Moreover, EM radiation can also be thought of as a travelling bundle of particles. Although this theory was contested by many since its launch by the Englishman Isaac Newton (1642–1727), Albert Einstein (1879–1955) finally demonstrated the existence of such discrete energy packets, now called photons (Clegg, 2001, Waldman, 2002). This wave-particle duality is still one of the key concepts in quantum mechanics, signifying EM radiation exhibits both wave and particle behaviours. Depending on the wavelength of the EM radiation, the energy of the photons differs. Applied to NIR, it means this type of radiation contains less energetic photons compared to visible light.

There exists a lot of confusion and misconception about NIR imaging, often linked with images like the ones displayed in Fig. 2.

However, these so-called heat images were yielded by electronic thermography, a technique based on a completely different part of the EM spectrum. Heat imaging uses the MWIR and LWIR (Richards, 2001), energy given off by all real-world objects (Barnes, 1963). As a matter of fact, all objects with a temperature above absolute zero (0 K or −273.15 °C) emit EM radiation, but the type and amount of the latter largely depends upon the temperature of the matter. A healthy human body with a temperature of 310 K (circa 37 °C) gives off wavelengths with a peak around 9350 nm (LWIR) and no detectable amounts of NIR energy. With a rising temperature, the amount of radiated EM radiation will increase and the wavelength of maximum emittance λ_max will be shorter (as described by Wien's displacement law). Practically, objects need to be heated to about 500 K before they start radiating in the NIR range, while a temperature of at least 800 K (e.g. an electric stove burner) must be attained before visible red light is emitted (Barnes, 1963, Ray, 1999). Because it is not possible to photograph IR radiation but the NIR portion with conventional film-based approaches or digital photo cameras, performing NIR photography basically boils down to capturing the particular amounts of reflected NIR radiation emitted by very hot objects such as the sun, incandescent light bulbs or specific extraneous NIR sources, rather than recording the ambient temperature variation. This misunderstanding is also fed by some of the older (archaeological) literature. Simmons (1969, p. 94) for instance literally says: “cool objects appear dark, warm objects appear light; hence green vegetation looks very whitish, while water is blackish”. Although water indeed appears black on an NIR photograph, this response has nothing to do with its temperature, but is due to a very high NIR absorption, indicated by its absorption coefficient (Curcio and Petty, 1951).

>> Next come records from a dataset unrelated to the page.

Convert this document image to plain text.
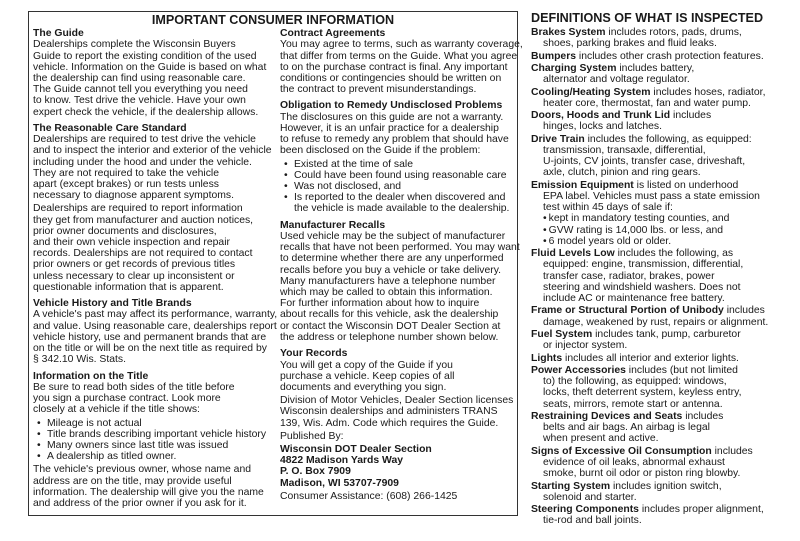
IMPORTANT CONSUMER INFORMATION
The Guide
Dealerships complete the Wisconsin Buyers
Guide to report the existing condition of the used
vehicle. Information on the Guide is based on what
the dealership can find using reasonable care.
The Guide cannot tell you everything you need
to know. Test drive the vehicle. Have your own
expert check the vehicle, if the dealership allows.
The Reasonable Care Standard
Dealerships are required to test drive the vehicle
and to inspect the interior and exterior of the vehicle
including under the hood and under the vehicle.
They are not required to take the vehicle
apart (except brakes) or run tests unless
necessary to diagnose apparent symptoms.
Dealerships are required to report information
they get from manufacturer and auction notices,
prior owner documents and disclosures,
and their own vehicle inspection and repair
records. Dealerships are not required to contact
prior owners or get records of previous titles
unless necessary to clear up inconsistent or
questionable information that is apparent.
Vehicle History and Title Brands
A vehicle's past may affect its performance, warranty,
and value. Using reasonable care, dealerships report
vehicle history, use and permanent brands that are
on the title or will be on the next title as required by
§ 342.10 Wis. Stats.
Information on the Title
Be sure to read both sides of the title before
you sign a purchase contract. Look more
closely at a vehicle if the title shows:
• Mileage is not actual
• Title brands describing important vehicle history
• Many owners since last title was issued
• A dealership as titled owner.
The vehicle's previous owner, whose name and
address are on the title, may provide useful
information. The dealership will give you the name
and address of the prior owner if you ask for it.
Contract Agreements
You may agree to terms, such as warranty coverage,
that differ from terms on the Guide. What you agree
to on the purchase contract is final. Any important
conditions or contingencies should be written on
the contract to prevent misunderstandings.
Obligation to Remedy Undisclosed Problems
The disclosures on this guide are not a warranty.
However, it is an unfair practice for a dealership
to refuse to remedy any problem that should have
been disclosed on the Guide if the problem:
• Existed at the time of sale
• Could have been found using reasonable care
• Was not disclosed, and
• Is reported to the dealer when discovered and
the vehicle is made available to the dealership.
Manufacturer Recalls
Used vehicle may be the subject of manufacturer
recalls that have not been performed. You may want
to determine whether there are any unperformed
recalls before you buy a vehicle or take delivery.
Many manufacturers have a telephone number
which may be called to obtain this information.
For further information about how to inquire
about recalls for this vehicle, ask the dealership
or contact the Wisconsin DOT Dealer Section at
the address or telephone number shown below.
Your Records
You will get a copy of the Guide if you
purchase a vehicle. Keep copies of all
documents and everything you sign.
Division of Motor Vehicles, Dealer Section licenses
Wisconsin dealerships and administers TRANS
139, Wis. Adm. Code which requires the Guide.
Published By:
Wisconsin DOT Dealer Section
4822 Madison Yards Way
P. O. Box 7909
Madison, WI 53707-7909
Consumer Assistance: (608) 266-1425
DEFINITIONS OF WHAT IS INSPECTED
Brakes System includes rotors, pads, drums,
shoes, parking brakes and fluid leaks.
Bumpers includes other crash protection features.
Charging System includes battery,
alternator and voltage regulator.
Cooling/Heating System includes hoses, radiator,
heater core, thermostat, fan and water pump.
Doors, Hoods and Trunk Lid includes
hinges, locks and latches.
Drive Train includes the following, as equipped:
transmission, transaxle, differential,
U-joints, CV joints, transfer case, driveshaft,
axle, clutch, pinion and ring gears.
Emission Equipment is listed on underhood
EPA label. Vehicles must pass a state emission
test within 45 days of sale if:
• kept in mandatory testing counties, and
• GVW rating is 14,000 lbs. or less, and
• 6 model years old or older.
Fluid Levels Low includes the following, as
equipped: engine, transmission, differential,
transfer case, radiator, brakes, power
steering and windshield washers. Does not
include AC or maintenance free battery.
Frame or Structural Portion of Unibody includes
damage, weakened by rust, repairs or alignment.
Fuel System includes tank, pump, carburetor
or injector system.
Lights includes all interior and exterior lights.
Power Accessories includes (but not limited
to) the following, as equipped: windows,
locks, theft deterrent system, keyless entry,
seats, mirrors, remote start or antenna.
Restraining Devices and Seats includes
belts and air bags. An airbag is legal
when present and active.
Signs of Excessive Oil Consumption includes
evidence of oil leaks, abnormal exhaust
smoke, burnt oil odor or piston ring blowby.
Starting System includes ignition switch,
solenoid and starter.
Steering Components includes proper alignment,
tie-rod and ball joints.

In NIR imaging, two techniques exist. The first, and by far most applied, kind of photography uses the already mentioned reflected/transmitted portion of the incident NIR radiation. Every object exposed to NIR radiation will absorb, reflect and transmit these incident photons to some extent. Recording these particular amounts is generally termed reflected (N)IR photography and should not be confused with IR reflectography, the latter using longer wavelengths up until around 2000 nm (van Asperen de Boer, 1966, van Asperen de Boer, 1969).

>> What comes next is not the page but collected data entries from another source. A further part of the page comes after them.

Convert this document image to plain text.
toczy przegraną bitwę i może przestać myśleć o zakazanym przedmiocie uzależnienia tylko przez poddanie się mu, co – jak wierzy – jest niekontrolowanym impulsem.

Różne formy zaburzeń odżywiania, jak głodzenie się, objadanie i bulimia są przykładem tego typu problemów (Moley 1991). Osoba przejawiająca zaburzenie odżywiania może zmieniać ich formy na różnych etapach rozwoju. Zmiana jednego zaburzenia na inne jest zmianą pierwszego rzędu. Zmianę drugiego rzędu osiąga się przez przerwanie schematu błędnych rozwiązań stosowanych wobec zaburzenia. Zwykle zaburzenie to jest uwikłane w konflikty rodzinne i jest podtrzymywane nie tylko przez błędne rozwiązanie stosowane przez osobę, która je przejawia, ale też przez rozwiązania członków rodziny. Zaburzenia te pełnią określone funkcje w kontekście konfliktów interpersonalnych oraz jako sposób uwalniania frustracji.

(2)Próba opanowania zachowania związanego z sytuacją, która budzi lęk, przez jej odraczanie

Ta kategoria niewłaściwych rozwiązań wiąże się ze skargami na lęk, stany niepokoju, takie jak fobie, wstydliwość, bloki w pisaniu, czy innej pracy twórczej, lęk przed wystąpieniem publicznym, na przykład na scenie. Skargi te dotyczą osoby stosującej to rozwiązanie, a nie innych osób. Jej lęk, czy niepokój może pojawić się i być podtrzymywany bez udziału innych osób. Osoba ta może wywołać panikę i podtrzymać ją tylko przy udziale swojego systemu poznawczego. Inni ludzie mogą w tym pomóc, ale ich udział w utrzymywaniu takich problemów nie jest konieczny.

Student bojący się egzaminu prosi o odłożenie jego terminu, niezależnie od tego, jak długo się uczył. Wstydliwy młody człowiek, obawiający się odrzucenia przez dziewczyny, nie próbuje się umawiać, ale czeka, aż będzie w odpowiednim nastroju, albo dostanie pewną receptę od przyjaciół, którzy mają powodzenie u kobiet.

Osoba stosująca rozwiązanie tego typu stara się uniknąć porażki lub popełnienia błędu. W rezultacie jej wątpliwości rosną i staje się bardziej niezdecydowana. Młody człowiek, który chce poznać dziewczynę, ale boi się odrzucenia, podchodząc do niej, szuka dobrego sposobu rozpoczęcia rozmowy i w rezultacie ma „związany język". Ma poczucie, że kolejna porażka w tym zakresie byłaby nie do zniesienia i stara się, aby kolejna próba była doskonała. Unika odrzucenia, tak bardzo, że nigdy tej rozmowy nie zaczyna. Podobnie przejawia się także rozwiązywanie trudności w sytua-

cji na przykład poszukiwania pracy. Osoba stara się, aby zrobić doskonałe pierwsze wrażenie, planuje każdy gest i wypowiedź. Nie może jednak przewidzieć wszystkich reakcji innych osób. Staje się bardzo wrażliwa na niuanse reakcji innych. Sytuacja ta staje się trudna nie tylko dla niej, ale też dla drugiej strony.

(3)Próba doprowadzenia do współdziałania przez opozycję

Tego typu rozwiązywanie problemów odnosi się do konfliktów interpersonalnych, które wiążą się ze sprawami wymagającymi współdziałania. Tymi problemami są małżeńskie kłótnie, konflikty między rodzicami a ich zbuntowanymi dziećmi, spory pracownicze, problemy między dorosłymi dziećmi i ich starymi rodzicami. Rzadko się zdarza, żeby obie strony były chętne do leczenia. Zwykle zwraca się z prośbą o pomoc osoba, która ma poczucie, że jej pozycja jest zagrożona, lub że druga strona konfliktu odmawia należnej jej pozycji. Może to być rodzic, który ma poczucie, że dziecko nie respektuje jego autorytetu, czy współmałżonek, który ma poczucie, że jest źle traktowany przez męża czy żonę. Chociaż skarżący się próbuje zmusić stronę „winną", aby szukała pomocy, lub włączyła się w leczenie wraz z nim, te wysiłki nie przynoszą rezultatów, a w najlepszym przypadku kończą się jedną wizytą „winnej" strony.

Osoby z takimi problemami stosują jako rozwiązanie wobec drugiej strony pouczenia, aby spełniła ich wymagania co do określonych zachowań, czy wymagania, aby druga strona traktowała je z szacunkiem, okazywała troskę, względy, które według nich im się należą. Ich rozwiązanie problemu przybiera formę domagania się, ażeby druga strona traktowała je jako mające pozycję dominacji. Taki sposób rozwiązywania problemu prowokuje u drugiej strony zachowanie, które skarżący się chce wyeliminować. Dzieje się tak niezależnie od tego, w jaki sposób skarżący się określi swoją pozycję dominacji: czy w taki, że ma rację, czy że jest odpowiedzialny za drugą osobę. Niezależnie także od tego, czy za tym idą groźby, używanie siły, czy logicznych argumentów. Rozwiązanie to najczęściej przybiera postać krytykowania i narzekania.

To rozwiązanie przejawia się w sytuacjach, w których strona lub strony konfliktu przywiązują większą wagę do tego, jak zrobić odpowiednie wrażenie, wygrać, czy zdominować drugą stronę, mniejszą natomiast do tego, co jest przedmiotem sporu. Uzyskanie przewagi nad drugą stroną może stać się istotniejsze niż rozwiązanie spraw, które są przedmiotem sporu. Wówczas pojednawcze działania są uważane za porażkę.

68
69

Secondly, there is NIR fluorescence photography (sometimes called NIR luminescence – Barnes, 1963, Bridgman and Gibson, 1963, Gibson, 1962, Gibson, 1963a, Gibson, 1963b), in which the NIR sensitive medium records in fact fluorescence, being radiation emitted by the subject under study in the NIR region. Rather than directly being emitted as in the case of very hot objects, these NIR photons are excited upon being exposed to incident shorter wavelengths (mostly UV or visible blue and green wavelengths). Although its application is mainly restricted to the forensic field, the very strong fluorescence of particular minerals and pigments (Barnes, 1958) makes this type of NIR photography worthwhile in certain archaeological case studies.